Allison Janney – an Oscar winner – makes this one worthwhile, and she’s perfectly cast as Lou. Genre vet Logan Marshall-Green and Jurnee Smollett are both also fantastic here.

Even when things get a bit weird and the plot takes some unexpected – only occasionally unsettling – turns, Janney’s performance keeps this one arresting until the end.

3.5/5

Blonde

Much has been made of this loose biopic of the life of Marilyn Monroe, and I can see why.

Based on the novel by Joyce Carol Oates, many liberties and leaps are taken with the brilliant, beautiful bombshell’s story.

But to say Blonde isn’t a difficult, harrowing and evocative endeavour nonetheless would be a flat-out lie.

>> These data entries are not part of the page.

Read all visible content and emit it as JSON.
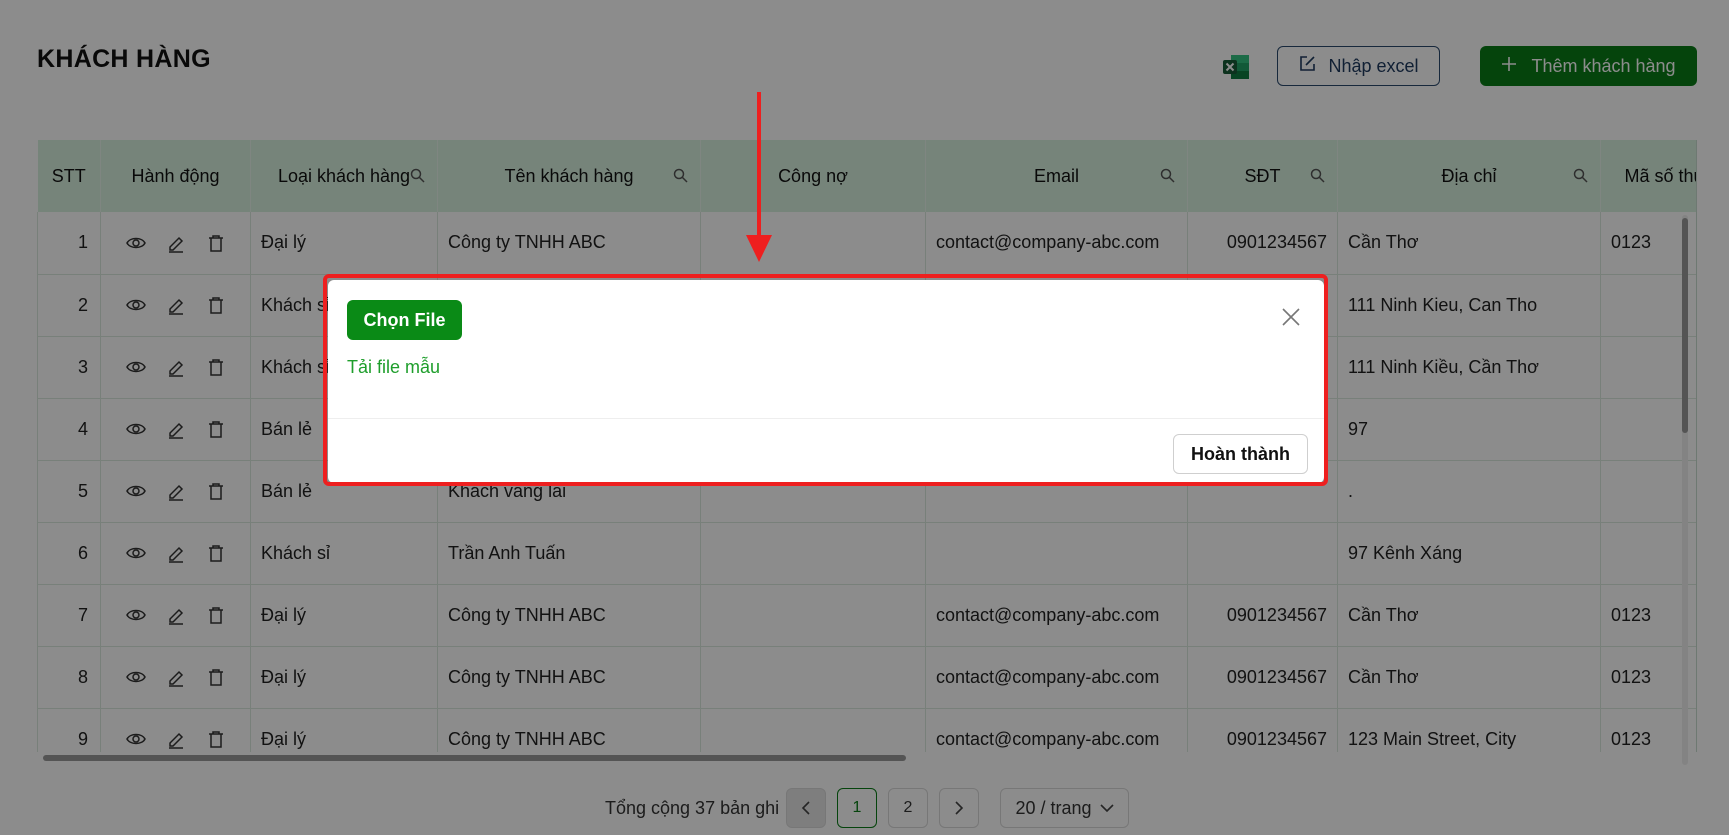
{
  "page": {
    "title": "KHÁCH HÀNG",
    "excel_icon": "excel-icon",
    "import_button": "Nhập excel",
    "add_button": "Thêm khách hàng"
  },
  "table": {
    "headers": [
      "STT",
      "Hành động",
      "Loại khách hàng",
      "Tên khách hàng",
      "Công nợ",
      "Email",
      "SĐT",
      "Địa chỉ",
      "Mã số thuế"
    ],
    "searchable_columns": [
      "Loại khách hàng",
      "Tên khách hàng",
      "Email",
      "SĐT",
      "Địa chỉ"
    ],
    "action_icons": [
      "eye-icon",
      "edit-icon",
      "trash-icon"
    ],
    "rows": [
      {
        "stt": "1",
        "type": "Đại lý",
        "name": "Công ty TNHH ABC",
        "debt": "",
        "email": "contact@company-abc.com",
        "phone": "0901234567",
        "address": "Cần Thơ",
        "tax": "0123"
      },
      {
        "stt": "2",
        "type": "Khách sỉ",
        "name": "",
        "debt": "",
        "email": "",
        "phone": "",
        "address": "111 Ninh Kieu, Can Tho",
        "tax": ""
      },
      {
        "stt": "3",
        "type": "Khách sỉ",
        "name": "",
        "debt": "",
        "email": "",
        "phone": "",
        "address": "111 Ninh Kiều, Cần Thơ",
        "tax": ""
      },
      {
        "stt": "4",
        "type": "Bán lẻ",
        "name": "",
        "debt": "",
        "email": "",
        "phone": "",
        "address": "97",
        "tax": ""
      },
      {
        "stt": "5",
        "type": "Bán lẻ",
        "name": "Khách vãng lai",
        "debt": "",
        "email": "",
        "phone": "",
        "address": ".",
        "tax": ""
      },
      {
        "stt": "6",
        "type": "Khách sỉ",
        "name": "Trần Anh Tuấn",
        "debt": "",
        "email": "",
        "phone": "",
        "address": "97 Kênh Xáng",
        "tax": ""
      },
      {
        "stt": "7",
        "type": "Đại lý",
        "name": "Công ty TNHH ABC",
        "debt": "",
        "email": "contact@company-abc.com",
        "phone": "0901234567",
        "address": "Cần Thơ",
        "tax": "0123"
      },
      {
        "stt": "8",
        "type": "Đại lý",
        "name": "Công ty TNHH ABC",
        "debt": "",
        "email": "contact@company-abc.com",
        "phone": "0901234567",
        "address": "Cần Thơ",
        "tax": "0123"
      },
      {
        "stt": "9",
        "type": "Đại lý",
        "name": "Công ty TNHH ABC",
        "debt": "",
        "email": "contact@company-abc.com",
        "phone": "0901234567",
        "address": "123 Main Street, City",
        "tax": "0123"
      }
    ]
  },
  "pagination": {
    "total_text": "Tổng cộng 37 bản ghi",
    "pages": [
      "1",
      "2"
    ],
    "current_page": "1",
    "page_size": "20 / trang"
  },
  "modal": {
    "choose_file": "Chọn File",
    "download_template": "Tải file mẫu",
    "done": "Hoàn thành"
  },
  "colors": {
    "primary_green": "#0a7d16",
    "header_bg": "#d7f0df",
    "highlight_red": "#ee1f1f",
    "link_green": "#1e9e2b"
  }
}
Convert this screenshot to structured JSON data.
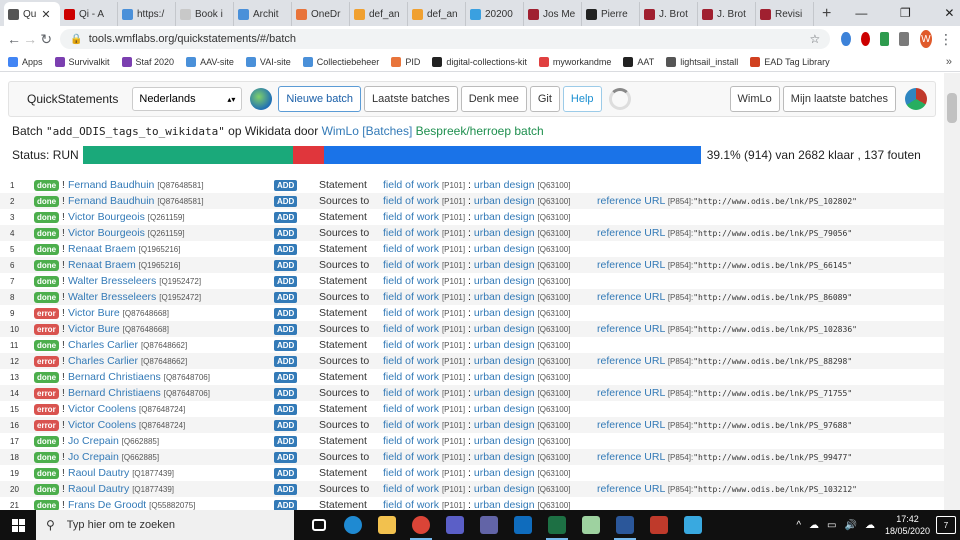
{
  "browser": {
    "tabs": [
      {
        "label": "Qu",
        "color": "#555555",
        "active": true
      },
      {
        "label": "Qi - A",
        "color": "#cc0000"
      },
      {
        "label": "https:/",
        "color": "#4a90d9"
      },
      {
        "label": "Book i",
        "color": "#c8c8c8"
      },
      {
        "label": "Archit",
        "color": "#4a90d9"
      },
      {
        "label": "OneDr",
        "color": "#e8743b"
      },
      {
        "label": "def_an",
        "color": "#f0a030"
      },
      {
        "label": "def_an",
        "color": "#f0a030"
      },
      {
        "label": "20200",
        "color": "#3aa0e0"
      },
      {
        "label": "Jos Me",
        "color": "#a02030"
      },
      {
        "label": "Pierre",
        "color": "#222222"
      },
      {
        "label": "J. Brot",
        "color": "#a02030"
      },
      {
        "label": "J. Brot",
        "color": "#a02030"
      },
      {
        "label": "Revisi",
        "color": "#a02030"
      }
    ],
    "tab_close": "✕",
    "new_tab": "+",
    "window_controls": [
      "—",
      "❐",
      "✕"
    ],
    "url": "tools.wmflabs.org/quickstatements/#/batch",
    "profile_initial": "W",
    "bookmarks": [
      {
        "label": "Apps",
        "color": "#4285f4"
      },
      {
        "label": "Survivalkit",
        "color": "#7b3fb0"
      },
      {
        "label": "Staf 2020",
        "color": "#7b3fb0"
      },
      {
        "label": "AAV-site",
        "color": "#4a90d9"
      },
      {
        "label": "VAI-site",
        "color": "#4a90d9"
      },
      {
        "label": "Collectiebeheer",
        "color": "#4a90d9"
      },
      {
        "label": "PID",
        "color": "#e8743b"
      },
      {
        "label": "digital-collections-kit",
        "color": "#222222"
      },
      {
        "label": "myworkandme",
        "color": "#e04040"
      },
      {
        "label": "AAT",
        "color": "#222222"
      },
      {
        "label": "lightsail_install",
        "color": "#555555"
      },
      {
        "label": "EAD Tag Library",
        "color": "#d04020"
      }
    ],
    "bookmarks_more": "»"
  },
  "app": {
    "brand": "QuickStatements",
    "language": "Nederlands",
    "buttons": {
      "new_batch": "Nieuwe batch",
      "last_batches": "Laatste batches",
      "think_along": "Denk mee",
      "git": "Git",
      "help": "Help",
      "user": "WimLo",
      "my_batches": "Mijn laatste batches"
    }
  },
  "batch": {
    "prefix": "Batch ",
    "name": "\"add_ODIS_tags_to_wikidata\"",
    "mid": " op Wikidata door ",
    "user": "WimLo",
    "batches_link": "[Batches]",
    "discuss_link": "Bespreek/herroep batch",
    "status_label": "Status: RUN",
    "progress_text": "39.1% (914) van 2682 klaar , 137 fouten",
    "progress_segments": [
      {
        "fraction": 0.34,
        "color": "#1aa97a"
      },
      {
        "fraction": 0.051,
        "color": "#e0363c"
      },
      {
        "fraction": 0.609,
        "color": "#1a73e8"
      }
    ]
  },
  "rows": [
    {
      "n": "1",
      "status": "done",
      "item": "Fernand Baudhuin",
      "qid": "[Q87648581]",
      "cmd": "ADD",
      "type": "Statement",
      "prop": "field of work",
      "pid": "[P101]",
      "sep": " : ",
      "value": "urban design",
      "vqid": "[Q63100]",
      "ref": "",
      "refpid": "",
      "refval": ""
    },
    {
      "n": "2",
      "status": "done",
      "item": "Fernand Baudhuin",
      "qid": "[Q87648581]",
      "cmd": "ADD",
      "type": "Sources to",
      "prop": "field of work",
      "pid": "[P101]",
      "sep": " : ",
      "value": "urban design",
      "vqid": "[Q63100]",
      "ref": "reference URL",
      "refpid": "[P854]:",
      "refval": "\"http://www.odis.be/lnk/PS_102802\""
    },
    {
      "n": "3",
      "status": "done",
      "item": "Victor Bourgeois",
      "qid": "[Q261159]",
      "cmd": "ADD",
      "type": "Statement",
      "prop": "field of work",
      "pid": "[P101]",
      "sep": " : ",
      "value": "urban design",
      "vqid": "[Q63100]",
      "ref": "",
      "refpid": "",
      "refval": ""
    },
    {
      "n": "4",
      "status": "done",
      "item": "Victor Bourgeois",
      "qid": "[Q261159]",
      "cmd": "ADD",
      "type": "Sources to",
      "prop": "field of work",
      "pid": "[P101]",
      "sep": " : ",
      "value": "urban design",
      "vqid": "[Q63100]",
      "ref": "reference URL",
      "refpid": "[P854]:",
      "refval": "\"http://www.odis.be/lnk/PS_79056\""
    },
    {
      "n": "5",
      "status": "done",
      "item": "Renaat Braem",
      "qid": "[Q1965216]",
      "cmd": "ADD",
      "type": "Statement",
      "prop": "field of work",
      "pid": "[P101]",
      "sep": " : ",
      "value": "urban design",
      "vqid": "[Q63100]",
      "ref": "",
      "refpid": "",
      "refval": ""
    },
    {
      "n": "6",
      "status": "done",
      "item": "Renaat Braem",
      "qid": "[Q1965216]",
      "cmd": "ADD",
      "type": "Sources to",
      "prop": "field of work",
      "pid": "[P101]",
      "sep": " : ",
      "value": "urban design",
      "vqid": "[Q63100]",
      "ref": "reference URL",
      "refpid": "[P854]:",
      "refval": "\"http://www.odis.be/lnk/PS_66145\""
    },
    {
      "n": "7",
      "status": "done",
      "item": "Walter Bresseleers",
      "qid": "[Q1952472]",
      "cmd": "ADD",
      "type": "Statement",
      "prop": "field of work",
      "pid": "[P101]",
      "sep": " : ",
      "value": "urban design",
      "vqid": "[Q63100]",
      "ref": "",
      "refpid": "",
      "refval": ""
    },
    {
      "n": "8",
      "status": "done",
      "item": "Walter Bresseleers",
      "qid": "[Q1952472]",
      "cmd": "ADD",
      "type": "Sources to",
      "prop": "field of work",
      "pid": "[P101]",
      "sep": " : ",
      "value": "urban design",
      "vqid": "[Q63100]",
      "ref": "reference URL",
      "refpid": "[P854]:",
      "refval": "\"http://www.odis.be/lnk/PS_86089\""
    },
    {
      "n": "9",
      "status": "error",
      "item": "Victor Bure",
      "qid": "[Q87648668]",
      "cmd": "ADD",
      "type": "Statement",
      "prop": "field of work",
      "pid": "[P101]",
      "sep": " : ",
      "value": "urban design",
      "vqid": "[Q63100]",
      "ref": "",
      "refpid": "",
      "refval": ""
    },
    {
      "n": "10",
      "status": "error",
      "item": "Victor Bure",
      "qid": "[Q87648668]",
      "cmd": "ADD",
      "type": "Sources to",
      "prop": "field of work",
      "pid": "[P101]",
      "sep": " : ",
      "value": "urban design",
      "vqid": "[Q63100]",
      "ref": "reference URL",
      "refpid": "[P854]:",
      "refval": "\"http://www.odis.be/lnk/PS_102836\""
    },
    {
      "n": "11",
      "status": "done",
      "item": "Charles Carlier",
      "qid": "[Q87648662]",
      "cmd": "ADD",
      "type": "Statement",
      "prop": "field of work",
      "pid": "[P101]",
      "sep": " : ",
      "value": "urban design",
      "vqid": "[Q63100]",
      "ref": "",
      "refpid": "",
      "refval": ""
    },
    {
      "n": "12",
      "status": "error",
      "item": "Charles Carlier",
      "qid": "[Q87648662]",
      "cmd": "ADD",
      "type": "Sources to",
      "prop": "field of work",
      "pid": "[P101]",
      "sep": " : ",
      "value": "urban design",
      "vqid": "[Q63100]",
      "ref": "reference URL",
      "refpid": "[P854]:",
      "refval": "\"http://www.odis.be/lnk/PS_88298\""
    },
    {
      "n": "13",
      "status": "done",
      "item": "Bernard Christiaens",
      "qid": "[Q87648706]",
      "cmd": "ADD",
      "type": "Statement",
      "prop": "field of work",
      "pid": "[P101]",
      "sep": " : ",
      "value": "urban design",
      "vqid": "[Q63100]",
      "ref": "",
      "refpid": "",
      "refval": ""
    },
    {
      "n": "14",
      "status": "error",
      "item": "Bernard Christiaens",
      "qid": "[Q87648706]",
      "cmd": "ADD",
      "type": "Sources to",
      "prop": "field of work",
      "pid": "[P101]",
      "sep": " : ",
      "value": "urban design",
      "vqid": "[Q63100]",
      "ref": "reference URL",
      "refpid": "[P854]:",
      "refval": "\"http://www.odis.be/lnk/PS_71755\""
    },
    {
      "n": "15",
      "status": "error",
      "item": "Victor Coolens",
      "qid": "[Q87648724]",
      "cmd": "ADD",
      "type": "Statement",
      "prop": "field of work",
      "pid": "[P101]",
      "sep": " : ",
      "value": "urban design",
      "vqid": "[Q63100]",
      "ref": "",
      "refpid": "",
      "refval": ""
    },
    {
      "n": "16",
      "status": "error",
      "item": "Victor Coolens",
      "qid": "[Q87648724]",
      "cmd": "ADD",
      "type": "Sources to",
      "prop": "field of work",
      "pid": "[P101]",
      "sep": " : ",
      "value": "urban design",
      "vqid": "[Q63100]",
      "ref": "reference URL",
      "refpid": "[P854]:",
      "refval": "\"http://www.odis.be/lnk/PS_97688\""
    },
    {
      "n": "17",
      "status": "done",
      "item": "Jo Crepain",
      "qid": "[Q662885]",
      "cmd": "ADD",
      "type": "Statement",
      "prop": "field of work",
      "pid": "[P101]",
      "sep": " : ",
      "value": "urban design",
      "vqid": "[Q63100]",
      "ref": "",
      "refpid": "",
      "refval": ""
    },
    {
      "n": "18",
      "status": "done",
      "item": "Jo Crepain",
      "qid": "[Q662885]",
      "cmd": "ADD",
      "type": "Sources to",
      "prop": "field of work",
      "pid": "[P101]",
      "sep": " : ",
      "value": "urban design",
      "vqid": "[Q63100]",
      "ref": "reference URL",
      "refpid": "[P854]:",
      "refval": "\"http://www.odis.be/lnk/PS_99477\""
    },
    {
      "n": "19",
      "status": "done",
      "item": "Raoul Dautry",
      "qid": "[Q1877439]",
      "cmd": "ADD",
      "type": "Statement",
      "prop": "field of work",
      "pid": "[P101]",
      "sep": " : ",
      "value": "urban design",
      "vqid": "[Q63100]",
      "ref": "",
      "refpid": "",
      "refval": ""
    },
    {
      "n": "20",
      "status": "done",
      "item": "Raoul Dautry",
      "qid": "[Q1877439]",
      "cmd": "ADD",
      "type": "Sources to",
      "prop": "field of work",
      "pid": "[P101]",
      "sep": " : ",
      "value": "urban design",
      "vqid": "[Q63100]",
      "ref": "reference URL",
      "refpid": "[P854]:",
      "refval": "\"http://www.odis.be/lnk/PS_103212\""
    },
    {
      "n": "21",
      "status": "done",
      "item": "Frans De Groodt",
      "qid": "[Q55882075]",
      "cmd": "ADD",
      "type": "Statement",
      "prop": "field of work",
      "pid": "[P101]",
      "sep": " : ",
      "value": "urban design",
      "vqid": "[Q63100]",
      "ref": "",
      "refpid": "",
      "refval": ""
    }
  ],
  "taskbar": {
    "search_placeholder": "Typ hier om te zoeken",
    "apps": [
      {
        "name": "task-view-icon",
        "color": "#101010"
      },
      {
        "name": "edge-icon",
        "color": "#1f8ad2"
      },
      {
        "name": "file-explorer-icon",
        "color": "#f2c14e"
      },
      {
        "name": "chrome-icon",
        "color": "#db4437",
        "active": true
      },
      {
        "name": "teams-icon",
        "color": "#5b5fc7"
      },
      {
        "name": "teams-meeting-icon",
        "color": "#6264a7"
      },
      {
        "name": "outlook-icon",
        "color": "#0f6cbd"
      },
      {
        "name": "excel-icon",
        "color": "#1d7044",
        "active": true
      },
      {
        "name": "notepad-icon",
        "color": "#9ed2a0"
      },
      {
        "name": "word-icon",
        "color": "#2b579a",
        "active": true
      },
      {
        "name": "filezilla-icon",
        "color": "#bf3a2b"
      },
      {
        "name": "diamond-app-icon",
        "color": "#39a9e0"
      }
    ],
    "tray_icons": [
      "^",
      "☁",
      "▭",
      "🔊",
      "☁"
    ],
    "time": "17:42",
    "date": "18/05/2020",
    "notifications": "7"
  }
}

Despite difficulties removing fact from fiction, there’s a clear sympathy with its subject, even if it doesn’t give Monroe the glamorous, rose-coloured biopic treatment.

Writer-director Andrew Dominik is no stranger to brilliant filmmaking, as he helmed The Assassination of Jesse James, but this one will consume you in a totally different way than his previous work.

Too polarizing to garner any further Oscar attention, Blonde’s best chance at glory may be the absolutely fabulous performance from Ana de Armas, who inhabits Monroe entirely.

Other stars Julianne Nicholson, Adrien Brody, Bobby Cannavale and Xavier Samuel are great, but this is Armas’s film.

At the end of the day, it’s best to take this as a fictional film with some truths about Monroe blended it. Regardless, the film that’s left is one that’s bound to get people talking, for better or worse.

I adored it, but it’s a challenge through-and-through, and one you’ll need to make up your own mind about for sure.